In der Liga könnte der FCK durchaus spektakulärer agieren. Der Klub hat den mit Abstand besten Kader zur Verfügung, der im Prinzip immer für Platz zwei und damit das Erreichen der Qualifikationsrunden für die Königsklasse reicht. Aber es bleibt verboten zu experimentieren.

"Manche finden unsere Vorgehensweise zu einfältig und unflexibel. Aber wir müssen uns einfach strikt an jene Regeln halten, die wir uns selbst vorgeben." Dazu gehört natürlich auch, dass alle Mannschaften bis runter zur U 13 in einem 4-4-2 auflaufen.

"Wir bilden unsere Jugendspieler aus, damit sie später einmal in unserer ersten Mannschaft auflaufen können. In unserem Trikot - nicht in einem anderen. Wir wollen grundsätzlich nicht verkaufen, wir 'produzieren' nicht für den Markt. Wir bilden Spieler für unseren eigenen Bedarf an."

Der FCK will kein Durchlauferhitzer sein wie andere Klubs, die in erster Linie deshalb zu Ausbildungsvereinen werden, um durch Spielerverkäufe das nötige Geld zu generieren.

Klubs in der Verantwortung

Nur: Wie lange hat dieses Modell noch eine Zukunft?
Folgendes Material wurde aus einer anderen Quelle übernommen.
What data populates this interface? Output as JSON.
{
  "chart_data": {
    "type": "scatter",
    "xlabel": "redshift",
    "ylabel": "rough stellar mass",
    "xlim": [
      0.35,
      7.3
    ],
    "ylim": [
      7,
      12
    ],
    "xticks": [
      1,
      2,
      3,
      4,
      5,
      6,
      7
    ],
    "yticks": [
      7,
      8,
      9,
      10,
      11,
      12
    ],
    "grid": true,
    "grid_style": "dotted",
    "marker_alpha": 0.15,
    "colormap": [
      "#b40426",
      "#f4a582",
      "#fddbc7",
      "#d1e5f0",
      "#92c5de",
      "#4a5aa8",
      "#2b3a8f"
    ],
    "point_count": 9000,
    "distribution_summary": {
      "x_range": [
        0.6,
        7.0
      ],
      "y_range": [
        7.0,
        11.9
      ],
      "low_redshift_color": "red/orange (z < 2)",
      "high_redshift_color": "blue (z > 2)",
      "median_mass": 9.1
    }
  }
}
Der Fußball hat sich wie kaum eine andere Sportart gewandelt. Das Image des Proletariersports ist nur noch rudimentär vorhanden, die Wirtschaft und die Politik haben das Spiel längst als Vehikel zum Transport für Emotionen und Leidenschaft entdeckt. Der Fußball fungiert als lukrativer Wirtschaftszweig, seine Protagonisten als hochbezahlte Werbeträger.

"Es gibt nichts anderes auf der Welt, das man so toll zur Schau stellen kann", sagt Nielsen. "Der Fußball explodiert förmlich. Und ich glaube nicht, dass wir hier einer typischen Blase auf den Leim gehen, die irgendwann mit einem lauten Knall platzt. Wir als Klubs haben deshalb die Verantwortung dafür, dass das System nicht ausartet!"

Dass besonders die jungen Spieler immer mehr zur Zielgruppe neuer Interessen werden, behagt ihm dabei gar nicht. Wenn man früher erst eine ganze Menge erreichen musste, um in die Schlagzeilen zu kommen, kann sich heute jeder selbst darstellen. Das findet zumindest der 49-Jährige. Für die Entwicklung junger Menschen sei das unter Umständen eine große Gefahr. Dabei ist der Weg zum Erfolg im Prinzip immer noch derselbe wie vor 20, 30 oder 40 Jahren.